As you start to get older you may find that it gradually becomes more and more difficult for your body to obtain the nutrition that it needs. In part that is because your body may have issues absorbing certain vitamins or minerals, and in part it is due to the fact that your dietary needs will change.
While it is important that you keep an eye on your nutrition as a whole, there are some key vitamins that you need to pay close attention to:
Older people tend to have difficulty absorbing Vitamin B12 from food, which can lead to a deficiency. In other words even if you’re eating the same food that used to provide you with sufficient Vitamin B12 – it may start to fall short as you grow older.
Because of the important role Vitamin B12 plays in forming red blood cells and nerve function it is important that you ensure you get enough of it as your grow older. While it is possible to add more B12-rich foods to your diet, a supplement may be more feasible.
Vitamin B9 (Folate)
Another important B-Vitamin is Vitamin B9 – which is also known as folate. As you grow older your body will start to absorb less of it from food, and if left unaddressed it could cause anemia.
Many breakfast cereals nowadays are fortified with folate to help reduce the risk of deficiency – but you may still face issues. If so consulting your doctor about whether or not you need a supplement should be the next course of action.

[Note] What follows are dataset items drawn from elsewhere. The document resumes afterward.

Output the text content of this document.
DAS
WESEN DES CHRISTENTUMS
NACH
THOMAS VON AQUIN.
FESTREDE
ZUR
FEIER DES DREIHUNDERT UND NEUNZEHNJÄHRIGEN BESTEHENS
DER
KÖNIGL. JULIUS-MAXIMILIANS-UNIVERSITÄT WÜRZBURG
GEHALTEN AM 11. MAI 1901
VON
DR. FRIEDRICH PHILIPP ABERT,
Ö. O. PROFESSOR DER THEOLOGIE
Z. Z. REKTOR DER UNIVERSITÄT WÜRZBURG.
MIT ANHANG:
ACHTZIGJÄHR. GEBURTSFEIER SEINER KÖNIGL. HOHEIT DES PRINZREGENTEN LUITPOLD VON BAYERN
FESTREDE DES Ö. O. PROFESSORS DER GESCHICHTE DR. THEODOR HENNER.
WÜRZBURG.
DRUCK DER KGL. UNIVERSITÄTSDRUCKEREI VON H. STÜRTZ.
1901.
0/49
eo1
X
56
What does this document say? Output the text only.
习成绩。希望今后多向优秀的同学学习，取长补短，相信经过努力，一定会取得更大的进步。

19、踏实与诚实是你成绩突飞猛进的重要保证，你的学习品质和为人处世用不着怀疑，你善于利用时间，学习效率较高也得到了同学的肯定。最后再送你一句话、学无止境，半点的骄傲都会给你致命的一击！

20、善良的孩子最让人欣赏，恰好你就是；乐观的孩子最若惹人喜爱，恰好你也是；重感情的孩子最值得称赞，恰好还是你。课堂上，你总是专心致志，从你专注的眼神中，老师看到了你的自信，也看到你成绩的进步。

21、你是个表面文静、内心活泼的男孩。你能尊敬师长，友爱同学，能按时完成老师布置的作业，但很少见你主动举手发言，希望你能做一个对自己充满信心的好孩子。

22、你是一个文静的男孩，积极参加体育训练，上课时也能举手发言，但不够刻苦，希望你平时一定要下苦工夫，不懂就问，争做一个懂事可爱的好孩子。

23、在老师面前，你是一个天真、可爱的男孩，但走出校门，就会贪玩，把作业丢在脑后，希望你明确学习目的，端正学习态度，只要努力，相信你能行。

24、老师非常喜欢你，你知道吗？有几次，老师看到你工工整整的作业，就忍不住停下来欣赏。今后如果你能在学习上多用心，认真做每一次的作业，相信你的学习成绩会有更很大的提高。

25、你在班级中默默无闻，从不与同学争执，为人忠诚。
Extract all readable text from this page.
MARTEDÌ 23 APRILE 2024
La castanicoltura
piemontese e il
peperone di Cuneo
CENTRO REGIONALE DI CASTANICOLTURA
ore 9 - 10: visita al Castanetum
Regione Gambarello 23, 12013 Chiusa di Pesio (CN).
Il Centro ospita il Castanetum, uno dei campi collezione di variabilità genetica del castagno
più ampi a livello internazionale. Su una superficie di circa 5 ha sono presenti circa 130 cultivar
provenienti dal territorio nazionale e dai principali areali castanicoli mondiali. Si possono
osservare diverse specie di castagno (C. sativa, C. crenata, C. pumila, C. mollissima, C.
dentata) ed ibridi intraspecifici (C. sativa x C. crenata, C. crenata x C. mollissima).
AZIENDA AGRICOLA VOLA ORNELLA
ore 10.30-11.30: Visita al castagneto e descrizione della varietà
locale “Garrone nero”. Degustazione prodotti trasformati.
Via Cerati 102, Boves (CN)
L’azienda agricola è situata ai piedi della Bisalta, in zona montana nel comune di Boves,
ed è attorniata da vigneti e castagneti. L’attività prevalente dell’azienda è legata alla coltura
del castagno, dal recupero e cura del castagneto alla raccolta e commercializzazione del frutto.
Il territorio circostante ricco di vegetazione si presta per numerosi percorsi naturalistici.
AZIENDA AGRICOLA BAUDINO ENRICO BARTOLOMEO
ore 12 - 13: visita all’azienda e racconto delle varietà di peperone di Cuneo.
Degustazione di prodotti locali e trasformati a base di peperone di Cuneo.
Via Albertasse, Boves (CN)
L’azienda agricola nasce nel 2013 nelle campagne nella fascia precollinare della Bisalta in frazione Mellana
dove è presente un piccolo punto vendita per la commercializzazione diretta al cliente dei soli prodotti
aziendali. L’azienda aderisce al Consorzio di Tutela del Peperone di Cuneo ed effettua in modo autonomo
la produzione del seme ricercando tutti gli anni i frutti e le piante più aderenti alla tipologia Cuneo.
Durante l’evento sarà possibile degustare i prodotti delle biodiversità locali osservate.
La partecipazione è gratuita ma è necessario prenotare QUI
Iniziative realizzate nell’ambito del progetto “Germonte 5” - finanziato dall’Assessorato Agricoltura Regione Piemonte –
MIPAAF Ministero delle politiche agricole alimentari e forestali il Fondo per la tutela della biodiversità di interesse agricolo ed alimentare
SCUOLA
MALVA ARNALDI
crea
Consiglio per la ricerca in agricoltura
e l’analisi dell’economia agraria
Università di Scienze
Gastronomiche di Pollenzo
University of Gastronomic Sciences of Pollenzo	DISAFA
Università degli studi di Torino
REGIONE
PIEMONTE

Younger people tend to cater to most of their Vitamin D needs by producing it in their skin with sunlight. However as you grow older and your skin starts to become less efficient at producing Vitamin D and you start to spend more hours indoors – you may end up not producing enough of it.
It is important to note that Vitamin D plays a particularly crucial role in absorbing calcium and maintaining bone density. In fact if you aren’t getting enough Vitamin D you may be at risk of osteoporosis, arthritis, and several other chronic conditions. While foods that are fortified in Vitamin D can help to some degree, supplements may be required in some cases.
Although it tends to be an overrated vitamin, the role that Vitamin C has to play as you age makes it worth mentioning. In particular it can help to fortify your immune system and keep you clear of diseases, while also helping you to absorb iron which is another vital nutrient.
While Vitamin C deficiencies aren’t too common, some older people may not get enough from their diet alone – in which case a simple supplement could go a long way.
Considering nowadays it is easy enough to find cheap vitamin supplements that can help you to cater to any gaps in your nutrition, you should be able to ensure that you get enough vitamins as you age. If you have any concerns about whether you’re not getting enough vitamins, be sure to consult your doctor about whether a supplement would help.